- 1/2 cup butter, softened
- 3 ounces cream cheese, softened
- 1-1/4 cups all-purpose flour
- 1/4 cup butter, softened
- 1/2 cup sugar
- 1/3 cup baking cocoa
- 1 large egg yolk
- 1/2 teaspoon vanilla extract
- 1/8 teaspoon salt
- 1/2 cup finely chopped walnuts
- In a large bowl, beat butter and cream cheese until smooth. Gradually beat in flour. Shape into a disk; wrap in plastic wrap. Refrigerate 1 hour or until firm enough to roll.
- For filling, in a small bowl, beat butter, sugar and baking cocoa until blended. Beat in egg yolk, vanilla and salt. Stir in walnuts.

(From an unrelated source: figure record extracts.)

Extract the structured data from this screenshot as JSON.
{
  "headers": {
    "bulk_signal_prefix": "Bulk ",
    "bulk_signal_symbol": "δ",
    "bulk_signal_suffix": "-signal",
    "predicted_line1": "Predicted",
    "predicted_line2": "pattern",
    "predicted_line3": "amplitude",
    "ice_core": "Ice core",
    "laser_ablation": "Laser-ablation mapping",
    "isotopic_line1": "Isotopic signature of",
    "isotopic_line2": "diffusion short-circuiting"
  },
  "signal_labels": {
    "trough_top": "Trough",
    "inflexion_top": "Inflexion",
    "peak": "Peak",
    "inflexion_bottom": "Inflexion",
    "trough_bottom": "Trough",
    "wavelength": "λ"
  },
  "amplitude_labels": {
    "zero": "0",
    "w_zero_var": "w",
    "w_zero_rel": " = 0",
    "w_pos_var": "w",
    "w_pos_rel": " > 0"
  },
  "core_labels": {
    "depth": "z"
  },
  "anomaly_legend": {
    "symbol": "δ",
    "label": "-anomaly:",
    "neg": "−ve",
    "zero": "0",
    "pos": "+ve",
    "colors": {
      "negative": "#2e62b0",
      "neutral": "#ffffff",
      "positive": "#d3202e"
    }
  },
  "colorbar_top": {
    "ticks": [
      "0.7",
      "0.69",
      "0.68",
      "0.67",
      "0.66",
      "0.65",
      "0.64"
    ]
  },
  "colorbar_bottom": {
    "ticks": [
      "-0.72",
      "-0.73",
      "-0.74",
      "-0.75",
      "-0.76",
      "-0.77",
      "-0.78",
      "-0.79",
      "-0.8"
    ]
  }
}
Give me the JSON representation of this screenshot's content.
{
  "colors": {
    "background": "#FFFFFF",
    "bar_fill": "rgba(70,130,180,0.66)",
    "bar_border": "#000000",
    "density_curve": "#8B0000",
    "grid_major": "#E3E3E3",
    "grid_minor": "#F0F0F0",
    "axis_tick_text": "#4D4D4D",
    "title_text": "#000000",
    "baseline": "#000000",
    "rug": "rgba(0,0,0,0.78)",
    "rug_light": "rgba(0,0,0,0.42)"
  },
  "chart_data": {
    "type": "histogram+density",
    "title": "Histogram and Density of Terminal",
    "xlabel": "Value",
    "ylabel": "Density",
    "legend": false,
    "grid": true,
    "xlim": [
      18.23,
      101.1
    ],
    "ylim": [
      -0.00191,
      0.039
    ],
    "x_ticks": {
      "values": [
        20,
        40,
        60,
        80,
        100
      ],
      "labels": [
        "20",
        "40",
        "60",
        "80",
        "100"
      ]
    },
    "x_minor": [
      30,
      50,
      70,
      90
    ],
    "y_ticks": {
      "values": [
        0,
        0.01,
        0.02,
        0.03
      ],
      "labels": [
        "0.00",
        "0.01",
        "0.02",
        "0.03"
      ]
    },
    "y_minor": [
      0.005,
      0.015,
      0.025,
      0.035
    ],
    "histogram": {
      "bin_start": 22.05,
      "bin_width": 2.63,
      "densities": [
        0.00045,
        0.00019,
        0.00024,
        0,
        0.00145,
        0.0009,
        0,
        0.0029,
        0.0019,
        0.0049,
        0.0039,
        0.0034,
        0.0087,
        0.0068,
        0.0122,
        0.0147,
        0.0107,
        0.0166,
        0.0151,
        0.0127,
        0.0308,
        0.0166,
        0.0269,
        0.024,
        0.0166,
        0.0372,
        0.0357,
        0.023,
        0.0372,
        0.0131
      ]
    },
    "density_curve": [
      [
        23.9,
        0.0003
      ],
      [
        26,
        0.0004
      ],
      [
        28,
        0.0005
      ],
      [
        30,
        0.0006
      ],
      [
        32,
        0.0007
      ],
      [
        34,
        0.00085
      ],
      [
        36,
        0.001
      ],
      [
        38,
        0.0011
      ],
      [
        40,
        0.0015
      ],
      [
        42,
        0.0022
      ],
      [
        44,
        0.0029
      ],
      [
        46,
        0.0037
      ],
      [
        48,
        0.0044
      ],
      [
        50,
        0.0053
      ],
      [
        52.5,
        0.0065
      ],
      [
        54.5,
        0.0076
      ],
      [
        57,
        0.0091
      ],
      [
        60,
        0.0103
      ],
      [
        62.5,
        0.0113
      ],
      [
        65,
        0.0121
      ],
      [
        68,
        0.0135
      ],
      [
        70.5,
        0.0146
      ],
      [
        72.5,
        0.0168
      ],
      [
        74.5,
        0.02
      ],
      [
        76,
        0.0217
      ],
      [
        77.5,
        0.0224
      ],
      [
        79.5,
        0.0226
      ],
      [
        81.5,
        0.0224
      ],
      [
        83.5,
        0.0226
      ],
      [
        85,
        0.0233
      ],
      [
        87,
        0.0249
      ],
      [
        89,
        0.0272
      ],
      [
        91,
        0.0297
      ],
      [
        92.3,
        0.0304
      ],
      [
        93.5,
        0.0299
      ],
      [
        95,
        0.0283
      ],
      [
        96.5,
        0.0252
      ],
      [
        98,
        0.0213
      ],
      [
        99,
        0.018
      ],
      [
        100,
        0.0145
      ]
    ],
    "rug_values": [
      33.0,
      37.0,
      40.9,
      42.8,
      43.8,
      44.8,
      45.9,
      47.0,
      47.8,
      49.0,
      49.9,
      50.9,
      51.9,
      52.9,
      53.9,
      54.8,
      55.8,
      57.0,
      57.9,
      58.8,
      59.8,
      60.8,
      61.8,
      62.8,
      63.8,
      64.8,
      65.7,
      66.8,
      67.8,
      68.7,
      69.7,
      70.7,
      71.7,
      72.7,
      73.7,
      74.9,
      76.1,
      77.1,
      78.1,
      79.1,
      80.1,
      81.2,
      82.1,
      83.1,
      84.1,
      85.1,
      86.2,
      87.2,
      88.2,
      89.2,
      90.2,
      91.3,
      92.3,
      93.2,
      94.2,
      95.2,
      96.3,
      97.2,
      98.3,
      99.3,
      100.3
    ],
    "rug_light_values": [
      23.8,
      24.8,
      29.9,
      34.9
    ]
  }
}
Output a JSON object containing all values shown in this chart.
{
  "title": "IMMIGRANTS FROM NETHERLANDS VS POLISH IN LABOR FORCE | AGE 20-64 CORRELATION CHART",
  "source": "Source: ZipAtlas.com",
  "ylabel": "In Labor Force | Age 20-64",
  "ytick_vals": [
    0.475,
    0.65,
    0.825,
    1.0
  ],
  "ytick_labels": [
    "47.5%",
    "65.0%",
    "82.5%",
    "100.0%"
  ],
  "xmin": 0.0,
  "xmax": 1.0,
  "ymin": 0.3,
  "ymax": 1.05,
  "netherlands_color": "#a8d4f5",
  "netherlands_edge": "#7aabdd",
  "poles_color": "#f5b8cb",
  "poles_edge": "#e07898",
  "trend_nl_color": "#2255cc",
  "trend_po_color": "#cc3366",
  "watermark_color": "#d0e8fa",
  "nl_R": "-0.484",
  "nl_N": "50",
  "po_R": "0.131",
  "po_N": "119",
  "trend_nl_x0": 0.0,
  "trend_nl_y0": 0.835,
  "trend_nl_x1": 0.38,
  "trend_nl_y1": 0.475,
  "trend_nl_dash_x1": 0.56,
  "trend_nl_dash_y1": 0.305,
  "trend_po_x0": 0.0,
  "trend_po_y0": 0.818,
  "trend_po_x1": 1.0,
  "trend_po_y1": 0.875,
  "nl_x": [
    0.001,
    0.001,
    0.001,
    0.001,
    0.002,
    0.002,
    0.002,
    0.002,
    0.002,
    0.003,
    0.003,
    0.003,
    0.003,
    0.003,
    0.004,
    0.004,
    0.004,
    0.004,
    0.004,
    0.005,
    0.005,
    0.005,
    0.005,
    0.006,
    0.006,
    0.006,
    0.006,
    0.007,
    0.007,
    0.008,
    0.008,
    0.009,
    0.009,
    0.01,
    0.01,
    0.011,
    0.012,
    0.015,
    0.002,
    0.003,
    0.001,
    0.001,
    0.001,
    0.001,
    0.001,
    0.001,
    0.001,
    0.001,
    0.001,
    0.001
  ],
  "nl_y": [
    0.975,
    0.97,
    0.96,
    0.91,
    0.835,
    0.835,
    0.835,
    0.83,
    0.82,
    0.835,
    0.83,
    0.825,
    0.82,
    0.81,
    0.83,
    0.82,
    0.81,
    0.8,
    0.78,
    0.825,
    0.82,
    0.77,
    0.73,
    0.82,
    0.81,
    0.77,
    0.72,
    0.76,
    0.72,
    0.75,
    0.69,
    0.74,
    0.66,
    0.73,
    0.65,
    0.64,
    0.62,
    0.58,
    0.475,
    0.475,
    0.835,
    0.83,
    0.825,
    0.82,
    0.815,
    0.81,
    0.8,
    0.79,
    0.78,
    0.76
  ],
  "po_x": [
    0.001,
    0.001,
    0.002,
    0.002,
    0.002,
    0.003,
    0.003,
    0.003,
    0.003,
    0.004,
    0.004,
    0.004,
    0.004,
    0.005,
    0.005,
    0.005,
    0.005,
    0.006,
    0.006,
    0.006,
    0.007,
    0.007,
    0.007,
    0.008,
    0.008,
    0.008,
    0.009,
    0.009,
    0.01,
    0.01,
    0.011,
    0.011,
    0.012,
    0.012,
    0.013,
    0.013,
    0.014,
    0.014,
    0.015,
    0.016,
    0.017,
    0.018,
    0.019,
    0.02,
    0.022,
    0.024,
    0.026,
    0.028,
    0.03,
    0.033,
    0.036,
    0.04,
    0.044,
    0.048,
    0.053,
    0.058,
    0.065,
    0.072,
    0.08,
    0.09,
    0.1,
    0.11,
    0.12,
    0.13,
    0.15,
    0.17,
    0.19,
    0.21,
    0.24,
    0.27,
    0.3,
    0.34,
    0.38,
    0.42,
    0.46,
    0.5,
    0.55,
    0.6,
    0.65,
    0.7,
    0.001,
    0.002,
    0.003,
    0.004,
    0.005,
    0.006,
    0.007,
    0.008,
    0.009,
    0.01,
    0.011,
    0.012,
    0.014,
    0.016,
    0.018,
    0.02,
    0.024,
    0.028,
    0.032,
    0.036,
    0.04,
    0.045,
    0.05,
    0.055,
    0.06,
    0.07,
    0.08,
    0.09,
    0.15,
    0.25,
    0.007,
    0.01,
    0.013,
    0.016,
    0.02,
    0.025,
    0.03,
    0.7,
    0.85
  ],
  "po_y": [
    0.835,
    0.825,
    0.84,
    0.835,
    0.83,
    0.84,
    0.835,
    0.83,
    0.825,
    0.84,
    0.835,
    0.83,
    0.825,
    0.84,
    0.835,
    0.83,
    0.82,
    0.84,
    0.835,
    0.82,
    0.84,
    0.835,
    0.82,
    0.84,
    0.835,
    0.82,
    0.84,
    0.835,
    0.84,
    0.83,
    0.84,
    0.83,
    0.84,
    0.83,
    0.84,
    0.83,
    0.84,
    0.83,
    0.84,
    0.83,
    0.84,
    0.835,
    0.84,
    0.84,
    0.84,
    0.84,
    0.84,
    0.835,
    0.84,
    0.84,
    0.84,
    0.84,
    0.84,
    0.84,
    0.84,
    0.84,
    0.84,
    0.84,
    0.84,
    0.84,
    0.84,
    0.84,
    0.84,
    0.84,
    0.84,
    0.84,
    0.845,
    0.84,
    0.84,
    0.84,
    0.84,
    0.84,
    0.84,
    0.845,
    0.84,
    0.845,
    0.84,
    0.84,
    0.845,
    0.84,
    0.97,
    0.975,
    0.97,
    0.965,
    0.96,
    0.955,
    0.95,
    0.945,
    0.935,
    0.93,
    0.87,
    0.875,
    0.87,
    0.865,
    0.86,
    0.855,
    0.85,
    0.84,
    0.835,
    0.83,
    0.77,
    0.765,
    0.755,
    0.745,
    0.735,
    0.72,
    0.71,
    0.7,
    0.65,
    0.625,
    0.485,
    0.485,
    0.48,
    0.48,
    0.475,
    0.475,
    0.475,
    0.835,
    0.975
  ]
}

- Preheat oven to 350°. On a lightly floured surface, roll dough into a 12-1/2-in. square; cut into twenty-five 2-1/2-in. squares.
- Place a rounded teaspoonful of filling in center of each square. Bring two opposite corners to center. Moisten edges with water and pinch to seal. Place 1 in. apart on lightly greased baking sheets.
Bake 18-22 minutes or until light brown. Remove to wire racks to cool.
Freeze option: Freeze cookies in freezer containers. To use, thaw before serving. Yield: 25 cookies.